What we’re learning while building Barie and where agentic AI still breaks
Hi everyone 👋
Sharing a follow-up thought from the Barie team, building on what we discussed earlier around reliability-first AI.
As we’ve gone deeper into agent design, one thing has become very clear: most failures don’t come from “bad models.” They come from fragile systems around the model.
Context leaks.
Assumptions pile up.
Tools execute before understanding is complete.
In many agent setups today, the model is asked to reason, decide, and act in one tight loop. That’s fast, but it’s also where things quietly go wrong.
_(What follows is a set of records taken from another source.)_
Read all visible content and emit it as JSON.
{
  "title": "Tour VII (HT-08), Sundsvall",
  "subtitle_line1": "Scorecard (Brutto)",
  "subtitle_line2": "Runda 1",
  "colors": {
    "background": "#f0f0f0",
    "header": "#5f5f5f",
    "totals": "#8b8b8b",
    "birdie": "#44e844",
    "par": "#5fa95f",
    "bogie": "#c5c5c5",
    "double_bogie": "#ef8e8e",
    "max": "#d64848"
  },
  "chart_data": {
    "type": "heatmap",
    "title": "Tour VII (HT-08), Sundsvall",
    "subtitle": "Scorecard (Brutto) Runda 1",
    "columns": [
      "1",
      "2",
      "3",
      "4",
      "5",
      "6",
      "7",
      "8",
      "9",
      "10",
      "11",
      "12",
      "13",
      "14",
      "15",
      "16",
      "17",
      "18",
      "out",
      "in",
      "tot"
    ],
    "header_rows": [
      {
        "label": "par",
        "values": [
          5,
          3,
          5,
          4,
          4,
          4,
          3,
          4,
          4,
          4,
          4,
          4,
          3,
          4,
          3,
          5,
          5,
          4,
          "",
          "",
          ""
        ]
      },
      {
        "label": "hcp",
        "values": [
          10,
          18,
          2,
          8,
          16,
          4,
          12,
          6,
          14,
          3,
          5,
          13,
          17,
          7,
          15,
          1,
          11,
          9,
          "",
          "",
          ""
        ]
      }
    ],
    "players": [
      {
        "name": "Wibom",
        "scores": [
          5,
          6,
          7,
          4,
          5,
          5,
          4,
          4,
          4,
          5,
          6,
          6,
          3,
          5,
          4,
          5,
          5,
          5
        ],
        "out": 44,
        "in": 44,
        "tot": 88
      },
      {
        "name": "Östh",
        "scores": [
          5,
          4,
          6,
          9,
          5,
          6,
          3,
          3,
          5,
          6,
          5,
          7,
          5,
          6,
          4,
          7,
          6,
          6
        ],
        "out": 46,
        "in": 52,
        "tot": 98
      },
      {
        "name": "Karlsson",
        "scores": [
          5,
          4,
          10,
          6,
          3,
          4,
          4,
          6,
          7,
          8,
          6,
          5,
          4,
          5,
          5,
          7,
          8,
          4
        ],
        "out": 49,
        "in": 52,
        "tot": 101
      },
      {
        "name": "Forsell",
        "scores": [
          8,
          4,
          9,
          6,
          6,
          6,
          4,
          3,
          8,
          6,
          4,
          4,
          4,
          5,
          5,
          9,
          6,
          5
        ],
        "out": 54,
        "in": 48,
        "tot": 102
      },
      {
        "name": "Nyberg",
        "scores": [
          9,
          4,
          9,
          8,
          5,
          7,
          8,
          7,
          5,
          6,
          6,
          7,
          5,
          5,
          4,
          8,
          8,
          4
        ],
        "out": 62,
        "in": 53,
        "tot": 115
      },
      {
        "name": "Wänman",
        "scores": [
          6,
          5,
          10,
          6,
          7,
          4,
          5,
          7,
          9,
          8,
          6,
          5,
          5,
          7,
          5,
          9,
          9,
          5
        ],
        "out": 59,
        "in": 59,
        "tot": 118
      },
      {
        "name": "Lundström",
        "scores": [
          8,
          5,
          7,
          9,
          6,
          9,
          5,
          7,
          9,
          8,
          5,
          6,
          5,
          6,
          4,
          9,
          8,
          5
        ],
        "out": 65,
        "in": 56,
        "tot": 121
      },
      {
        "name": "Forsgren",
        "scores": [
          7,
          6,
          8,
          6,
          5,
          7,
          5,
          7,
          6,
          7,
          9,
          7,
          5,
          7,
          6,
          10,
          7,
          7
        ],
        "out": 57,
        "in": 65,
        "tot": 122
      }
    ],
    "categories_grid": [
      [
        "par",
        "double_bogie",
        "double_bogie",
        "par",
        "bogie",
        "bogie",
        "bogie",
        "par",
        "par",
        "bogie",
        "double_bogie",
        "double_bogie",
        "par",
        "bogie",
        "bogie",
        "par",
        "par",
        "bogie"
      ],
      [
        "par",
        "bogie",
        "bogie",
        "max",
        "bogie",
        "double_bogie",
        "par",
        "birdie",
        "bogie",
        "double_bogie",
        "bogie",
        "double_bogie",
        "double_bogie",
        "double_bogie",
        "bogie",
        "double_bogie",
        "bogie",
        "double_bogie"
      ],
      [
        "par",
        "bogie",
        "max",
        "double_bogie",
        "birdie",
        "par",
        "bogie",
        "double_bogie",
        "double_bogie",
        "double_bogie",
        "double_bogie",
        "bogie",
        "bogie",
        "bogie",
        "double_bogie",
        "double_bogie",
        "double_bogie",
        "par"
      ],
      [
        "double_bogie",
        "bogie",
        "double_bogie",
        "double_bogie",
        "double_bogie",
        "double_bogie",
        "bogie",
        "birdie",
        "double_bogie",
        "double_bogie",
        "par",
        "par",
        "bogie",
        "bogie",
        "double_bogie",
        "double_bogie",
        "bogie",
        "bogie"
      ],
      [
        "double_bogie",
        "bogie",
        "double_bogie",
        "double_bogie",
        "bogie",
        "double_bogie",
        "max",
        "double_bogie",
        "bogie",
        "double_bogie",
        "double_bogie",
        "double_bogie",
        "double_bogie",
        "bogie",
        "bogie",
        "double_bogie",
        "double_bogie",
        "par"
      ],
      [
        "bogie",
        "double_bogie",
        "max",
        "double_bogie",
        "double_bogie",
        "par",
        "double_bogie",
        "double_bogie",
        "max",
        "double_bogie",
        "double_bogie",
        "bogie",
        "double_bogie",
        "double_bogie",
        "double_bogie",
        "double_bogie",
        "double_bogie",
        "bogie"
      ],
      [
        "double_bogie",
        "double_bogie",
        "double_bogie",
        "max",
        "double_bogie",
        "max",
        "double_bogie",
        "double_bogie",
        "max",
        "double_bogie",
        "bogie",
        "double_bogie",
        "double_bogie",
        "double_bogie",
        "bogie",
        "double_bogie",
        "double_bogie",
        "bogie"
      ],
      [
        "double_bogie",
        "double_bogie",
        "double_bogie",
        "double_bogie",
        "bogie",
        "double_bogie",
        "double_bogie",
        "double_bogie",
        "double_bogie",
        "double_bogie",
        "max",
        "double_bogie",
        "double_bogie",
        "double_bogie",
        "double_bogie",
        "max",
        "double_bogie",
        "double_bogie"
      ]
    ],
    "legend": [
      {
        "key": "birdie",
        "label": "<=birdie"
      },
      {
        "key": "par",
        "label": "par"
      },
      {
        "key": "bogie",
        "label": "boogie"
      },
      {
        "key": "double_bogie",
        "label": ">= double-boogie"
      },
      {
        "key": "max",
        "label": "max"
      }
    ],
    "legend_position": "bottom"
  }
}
Small misunderstandings compound into confident but incorrect actions.
At Barie.ai, we’ve been intentionally slowing parts of this loop down.
Some principles guiding us right now:
Separation between research, reasoning, and execution instead of a single pass
Treating sources and verification as first-class inputs, not optional extras
Designing connectors so actions are explainable and reviewable, not opaque
Assuming human oversight is a feature, not a failure mode
The goal isn’t to build an AI that feels magical in demos. It’s to build one that stays dependable when the task gets messy, ambiguous, or high-stakes.
Curious to hear from others building or using agents:
Where do you see agents fail most often in real workflows?
Is speed still the main thing people optimize for, or is trust starting to matter more?
Happy to keep this thread open for ideas, pushback, and shared lessons.